Accounting Obligations of Foreign Companies in Türkiye (2026)
Foreign companies operating in Türkiye are subject to the same legal and financial obligations as domestic entities. All accounting processes and financial reporting must comply with the Turkish Commercial Code and the Turkish Accounting Standards (TAS).
Main Accounting Obligations
Bookkeeping and Accounting Records
Foreign companies are required to maintain statutory books and accounting records in line with Turkish regulations.
All financial transactions — including income, expenses, and assets — must be accurately recorded, and accounting entries must be updated on a regular basis.
Additionally, companies are obligated to submit periodic tax declarations to the relevant authorities.
Mandatory Certified Public Accountant (CPA) Service
Appointing a licensed certified public accountant (mali müşavir) is a legal requirement for foreign-owned companies in Türkiye.
The CPA is responsible for:
- ensuring accounting compliance
- preparing and submitting tax declarations
- monitoring adherence to fiscal and legal regulations
This role is essential for maintaining transparency and avoiding regulatory risks.
Financial Statements and Reporting
At the end of each fiscal year, companies must prepare financial statements and complete their statutory reporting obligations.
Companies subject to independent audit must apply the Turkish Financial Reporting Standards (TFRS) when preparing both individual and consolidated financial statements.
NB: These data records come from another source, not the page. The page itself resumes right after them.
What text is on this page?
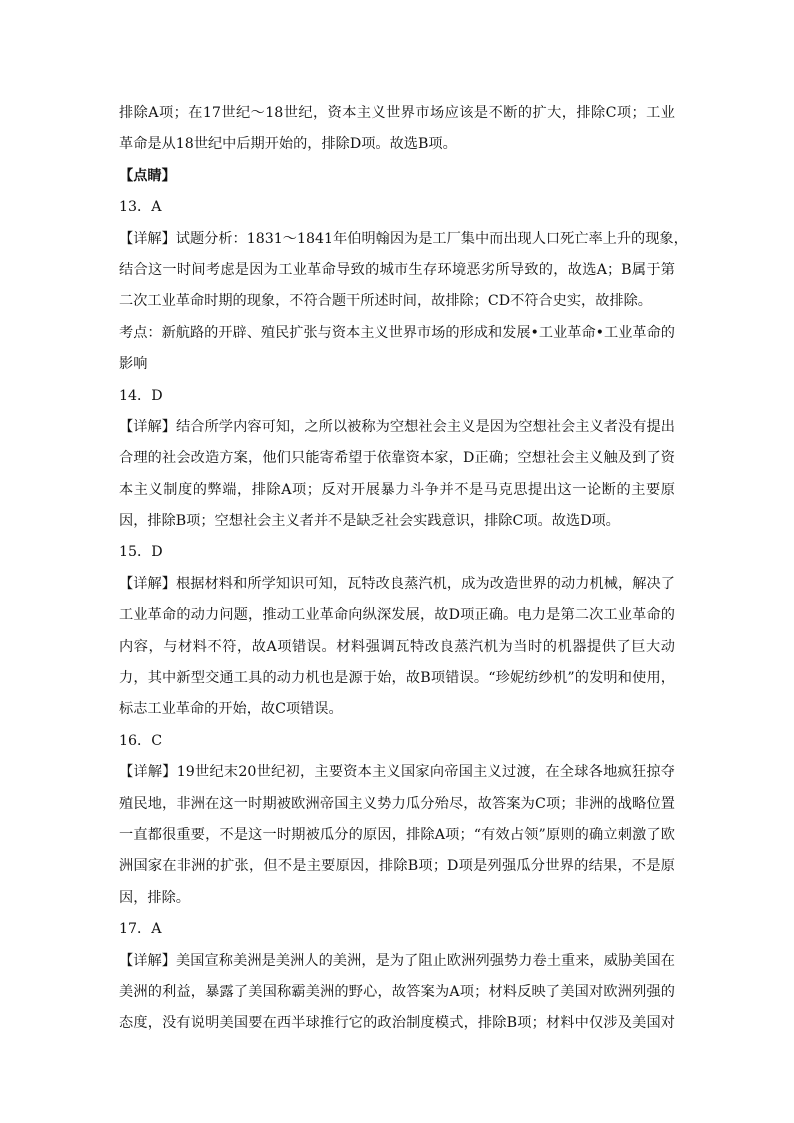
排除A项；在17世纪～18世纪，资本主义世界市场应该是不断的扩大，排除C项；工业
革命是从18世纪中后期开始的，排除D项。故选B项。
【点睛】
13．A
【详解】试题分析：1831～1841年伯明翰因为是工厂集中而出现人口死亡率上升的现象，
结合这一时间考虑是因为工业革命导致的城市生存环境恶劣所导致的，故选A；B属于第
二次工业革命时期的现象，不符合题干所述时间，故排除；CD不符合史实，故排除。
考点：新航路的开辟、殖民扩张与资本主义世界市场的形成和发展•工业革命•工业革命的
影响
14．D
【详解】结合所学内容可知，之所以被称为空想社会主义是因为空想社会主义者没有提出
合理的社会改造方案，他们只能寄希望于依靠资本家，D正确；空想社会主义触及到了资
本主义制度的弊端，排除A项；反对开展暴力斗争并不是马克思提出这一论断的主要原
因，排除B项；空想社会主义者并不是缺乏社会实践意识，排除C项。故选D项。
15．D
【详解】根据材料和所学知识可知，瓦特改良蒸汽机，成为改造世界的动力机械，解决了
工业革命的动力问题，推动工业革命向纵深发展，故D项正确。电力是第二次工业革命的
内容，与材料不符，故A项错误。材料强调瓦特改良蒸汽机为当时的机器提供了巨大动
力，其中新型交通工具的动力机也是源于始，故B项错误。“珍妮纺纱机”的发明和使用，
标志工业革命的开始，故C项错误。
16．C
【详解】19世纪末20世纪初，主要资本主义国家向帝国主义过渡，在全球各地疯狂掠夺
殖民地，非洲在这一时期被欧洲帝国主义势力瓜分殆尽，故答案为C项；非洲的战略位置
一直都很重要，不是这一时期被瓜分的原因，排除A项；“有效占领”原则的确立刺激了欧
洲国家在非洲的扩张，但不是主要原因，排除B项；D项是列强瓜分世界的结果，不是原
因，排除。
17．A
【详解】美国宣称美洲是美洲人的美洲，是为了阻止欧洲列强势力卷土重来，威胁美国在
美洲的利益，暴露了美国称霸美洲的野心，故答案为A项；材料反映了美国对欧洲列强的
态度，没有说明美国要在西半球推行它的政治制度模式，排除B项；材料中仅涉及美国对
Tax and Related Obligations
| Obligation | Details |
|---|---|
| Corporate Income Tax | Income generated in Türkiye is subject to corporate tax, similar to domestic companies |
| Value Added Tax (VAT) | Applicable depending on the type of business activity |
| Withholding Tax | Applied to rental payments and employee wages |
| Social Security and Payroll | Employees must be registered with the Social Security Institution and payroll obligations fulfilled |
| Tax Declarations | Monthly, quarterly, and annual filings are mandatory |
Branches and Operational Structures
Foreign companies may operate in Türkiye through a branch without establishing a separate legal entity.
However:
- branches are considered taxpayers in Türkiye
- corporate income tax applies to locally generated profits
- the branch name must include both the headquarters and branch information, clearly indicating its legal status
Tax Advantage for Service Exports (80% Profit Exemption)
Companies engaged in service exports — such as:
- software development
- engineering
- design
- data processing
- certification
- product testing
may benefit from a significant tax incentive.
Key benefit:
- up to 80% of income from these activities can be deducted from the corporate tax base
Important condition:
- service revenue must be transferred in foreign currency to a bank account in Türkiye by the corporate tax filing deadline (end of April)
Failure to meet this condition results in the loss of the tax benefit.
Minimum Capital Requirements and Compliance (Effective in 2026)
As of 2026, newly established foreign-owned companies are subject to updated minimum capital requirements:
- Limited Liability Company: 50,000 TL
- Joint Stock Company: 250,000 TL
Companies established before January 1, 2024, with capital below these thresholds, are required to increase their capital by December 31, 2026.
Non-compliance may lead to legal consequences, including potential dissolution procedures under Turkish corporate law.
Foreign investors acquiring shares in existing companies should verify compliance with these requirements during due diligence.
Operational Management
Foreign companies can manage operations in Türkiye through:
- a local representative
- a certified public accountant
- authorized agents via power of attorney
This allows full execution of:
- tax procedures
- trade registry operations
- banking transactions
even without physical presence in Türkiye.
Strategic Considerations for International Entrepreneurs
Foreign investors should take into account:
- accounting compliance creates additional operational costs (CPA services, notarization, translation, consultancy)
- foreign currency transfer requirements directly impact eligibility for tax incentives
- application of TFRS ensures alignment with international reporting standards
- choosing between a subsidiary, branch, or acquisition requires careful comparison of tax and accounting implications
Conclusion
Operating a foreign-owned business in Türkiye in 2026 requires strict adherence to accounting, tax, and reporting regulations aligned with national and international standards.
While the regulatory framework may appear complex, it provides a structured and transparent environment for doing business.
For international entrepreneurs, the key to success lies in:
- building a reliable accounting infrastructure
- ensuring ongoing compliance
- and strategically leveraging available tax incentives
With the right setup and professional support, Türkiye remains a highly attractive and accessible market for foreign investment.